Part 2: Compute size of subtrees of each node.

We now know how to compute the number of disconnected vertices for vertex v given the number of vertices in each of the subtrees of the tree rooted at vertex v. We now must find an efficient method to compute the number of vertices in each of the subtrees of the tree rooted at vertex v.

A naive method would be to just do a dfs or bfs from each vertex to compute the size of each of its subtress. However this because O(n^2) which is much too slow for the bounds on this problems. It turns out there is a faster method to compute this quantity with some clever preprocessing.

We can root the tree at an arbitrary vertex r and recursively compute the size of each subtree of the vertex. We call this the descendant labeling. For each vertex, the it’s descendant labeling is the size of the subtree of that node relative to a tree rooted at the arbitrary vertex r. This can be done with one dfs.

Computing the size of the subtrees rooted at each vertex becomes very simple using the descendant labeling. For each vertex that is a “child” of the current vertex, given by our current labeling, we add the size of that subtree to our list of subtree sizes. To compute the size of the rest of the tree, we just compute the size of the entire tree and subtract out the descendant labeling of the current vertex. With this information, we can easily compute the subtree sizes for each vertex.

Part 3: Sum of products of numbers in a list.

Consider a list [A, B, C, D]. We can compute AB + BC + AC + AD + BD + CD naively with 2 for loops over the list. This is O(n^2). Another way to compute this is to represent the sum as (A)(B) + (A + B)(C) + (A + B + C)(D). By computing these running sums, A, A + B, A + B + C, we can create a very simple O(N) algorithm for computing the sum of products of numbers in a list.

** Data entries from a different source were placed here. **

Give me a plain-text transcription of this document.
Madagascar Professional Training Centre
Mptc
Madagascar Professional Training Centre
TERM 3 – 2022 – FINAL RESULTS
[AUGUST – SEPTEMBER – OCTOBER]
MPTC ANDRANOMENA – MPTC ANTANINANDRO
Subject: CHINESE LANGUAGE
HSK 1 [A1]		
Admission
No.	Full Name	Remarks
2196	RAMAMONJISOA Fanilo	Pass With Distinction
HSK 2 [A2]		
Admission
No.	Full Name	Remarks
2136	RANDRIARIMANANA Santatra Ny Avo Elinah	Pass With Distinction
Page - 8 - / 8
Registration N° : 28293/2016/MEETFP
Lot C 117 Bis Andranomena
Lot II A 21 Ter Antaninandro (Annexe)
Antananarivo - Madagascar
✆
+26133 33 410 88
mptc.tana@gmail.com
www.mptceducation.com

Combining, these 3 parts we can get a solution.

Code

The following code computes the descendant labelings:

int n;
vector<int> tree[MAXN];
int size[MAXN];
int pars[MAXN];

int dfs(int node, int par) {
    int total = 1;
    for(int next: tree[node]) {
        if(next != par) {
            total += dfs(next, node);
        }
    }
    pars[node] = par;
    size[node] = total;
    return total;
}

The following code computes the size of the subtrees.

vector<int> splits[MAXN];

void find_splits() {
    for(int i = 0; i <= n; i++) {
        int parsize = size[0] - size[i];
        if(parsize > 0) {
            splits[i].push_back(size[0] - size[i]);
        }
        for(int next: tree[i]) {
            if(next != pars[i]) {
                splits[i].push_back(size[next]);
            }
        }
        sort(splits[i].begin(), splits[i].end(), greater<int>());
    }
}

The following code computs the sum of products and the solution to the problem

pair<int, int> max_pair() {
    int worst = -1;
    int fixed = -1;
    for(int i = 0; i <= n; i++) {
        int sum = 0;
        int run = splits[i][0];
        for(int j = 1; j < splits[i].size(); j++) {
            sum += run * splits[i][j];
            run += splits[i][j];
        }
        if(sum > worst) {
            worst = sum;
            fixed = sum - splits[i][0] * splits[i][1];
        }
    }
    return make_pair(worst, fixed);
}

We can put all these together to solve the problem.